Many people want to abolish the electoral college, such as can be seen in link #63632
. The argument given is that the electoral college gives too much voting power to the smaller (population-wise) states because there are fewer people per electoral vote.
The author of this page
argues that it's actually the other way around - people in the larger states have significantly more voting power than those in smaller states. The author has a rather lengthy setup, but the main results are here
The method he uses is the Banzhaf Power Index. The main idea is that a voter's power index is the probability that his/her vote can affect the outcome of the election (an underlying assumption is that there are two candidates). The way that Banzhaf and others calculate this probability for a voter of a certain state, like California, is:
1. Look at all of the possible ways the other 49 states could go (2^49 ways).
2. Look at the probability of a person casting the deciding vote in California.
3. Combine these to find the probability of a person casting the deciding vote in California that bumps his/her candidate up from below 270 electoral votes to at least 270 electoral votes (ie, the probability that his/her vote wins the election for his/her candidate).
Now, modern computers aren't capable of checking every case. Instead, the author runs a Monte Carlo simulation
, which is akin to taking a large sample. Since they're choosing their sample randomly, it seems reasonable that the results from their sample should hold if they were to do all of the calculations exhaustively. (Also, it should be mentioned that the data used for the simulations are not taking proportional EC voting into account for states like Maine and Nebraska.)
The result is that a Californian has more than 3 times the chance of affecting the election than a voter from Montana.

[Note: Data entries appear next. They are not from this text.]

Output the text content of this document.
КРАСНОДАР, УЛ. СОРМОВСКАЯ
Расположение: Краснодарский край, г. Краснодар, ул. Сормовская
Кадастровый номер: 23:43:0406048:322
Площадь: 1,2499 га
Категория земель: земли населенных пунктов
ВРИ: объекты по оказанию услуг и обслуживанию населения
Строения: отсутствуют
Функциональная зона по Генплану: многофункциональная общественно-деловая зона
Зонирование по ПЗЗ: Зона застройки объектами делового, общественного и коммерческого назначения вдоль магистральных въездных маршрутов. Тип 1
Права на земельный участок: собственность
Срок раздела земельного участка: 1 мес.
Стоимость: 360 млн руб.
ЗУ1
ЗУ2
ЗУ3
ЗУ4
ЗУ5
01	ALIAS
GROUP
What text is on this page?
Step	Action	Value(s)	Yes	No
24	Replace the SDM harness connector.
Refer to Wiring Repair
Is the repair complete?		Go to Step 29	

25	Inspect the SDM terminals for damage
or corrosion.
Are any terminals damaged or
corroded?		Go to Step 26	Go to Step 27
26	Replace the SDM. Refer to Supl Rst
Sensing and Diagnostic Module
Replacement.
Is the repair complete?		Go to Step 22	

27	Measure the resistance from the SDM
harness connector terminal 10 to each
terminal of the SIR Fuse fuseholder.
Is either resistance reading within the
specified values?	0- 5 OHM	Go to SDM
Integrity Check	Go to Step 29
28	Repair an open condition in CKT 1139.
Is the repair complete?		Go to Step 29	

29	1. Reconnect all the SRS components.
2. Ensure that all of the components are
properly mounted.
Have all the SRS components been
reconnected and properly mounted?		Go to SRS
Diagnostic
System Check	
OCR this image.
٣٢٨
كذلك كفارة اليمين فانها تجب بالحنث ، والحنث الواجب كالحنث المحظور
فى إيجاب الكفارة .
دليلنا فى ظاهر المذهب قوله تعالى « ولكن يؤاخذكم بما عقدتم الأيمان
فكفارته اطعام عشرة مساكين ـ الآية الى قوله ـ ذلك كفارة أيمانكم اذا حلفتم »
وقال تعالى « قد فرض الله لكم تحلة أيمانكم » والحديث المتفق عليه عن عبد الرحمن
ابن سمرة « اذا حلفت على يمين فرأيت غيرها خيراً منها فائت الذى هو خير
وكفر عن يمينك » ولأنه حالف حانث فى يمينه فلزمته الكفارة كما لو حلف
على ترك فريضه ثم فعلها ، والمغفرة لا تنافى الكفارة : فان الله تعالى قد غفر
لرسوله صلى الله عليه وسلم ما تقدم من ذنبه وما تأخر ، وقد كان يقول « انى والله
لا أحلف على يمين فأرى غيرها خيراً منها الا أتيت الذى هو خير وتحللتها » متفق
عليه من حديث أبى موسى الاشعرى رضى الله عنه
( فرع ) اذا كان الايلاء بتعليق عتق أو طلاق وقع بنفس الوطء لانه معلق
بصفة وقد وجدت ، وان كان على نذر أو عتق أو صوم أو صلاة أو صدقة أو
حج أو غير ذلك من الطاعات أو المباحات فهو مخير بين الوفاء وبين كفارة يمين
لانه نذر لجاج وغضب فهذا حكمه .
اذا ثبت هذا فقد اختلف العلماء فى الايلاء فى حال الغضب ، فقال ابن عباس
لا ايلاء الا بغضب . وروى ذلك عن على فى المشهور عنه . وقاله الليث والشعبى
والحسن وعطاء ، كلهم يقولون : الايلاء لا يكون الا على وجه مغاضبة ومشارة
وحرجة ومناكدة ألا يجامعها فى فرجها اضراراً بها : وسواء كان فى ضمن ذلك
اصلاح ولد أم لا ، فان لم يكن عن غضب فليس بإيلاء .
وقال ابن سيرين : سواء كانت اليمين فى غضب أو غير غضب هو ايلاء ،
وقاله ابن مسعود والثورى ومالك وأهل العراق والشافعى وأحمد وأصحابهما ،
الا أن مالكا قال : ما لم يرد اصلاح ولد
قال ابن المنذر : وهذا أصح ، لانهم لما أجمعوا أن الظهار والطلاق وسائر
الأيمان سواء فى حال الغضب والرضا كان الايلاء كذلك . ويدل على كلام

Even compared to a voter from Wyoming, a Californian has 2.5 times the voting power.
Here's a small example to illustrate what is going on here. Say there are four states: A, B, C, and D. Suppose A, B, and C each have 4 electoral votes, and D has 3 (all in winner-take-all schemes). So there are 15 total electoral votes. To be elected president, you need a majority, so you need 8 votes. This sucks for state D, because there is no case in which they'd be the swing vote. To win an election, you have to carry two of A,B,C. End of story. Winning D won't change a thing, so voters from D effectively have no voting power. A presidential candidate would just be wasting money by campaigning in D.
Note: There have been real-world situations like this small example where a country had no voting power.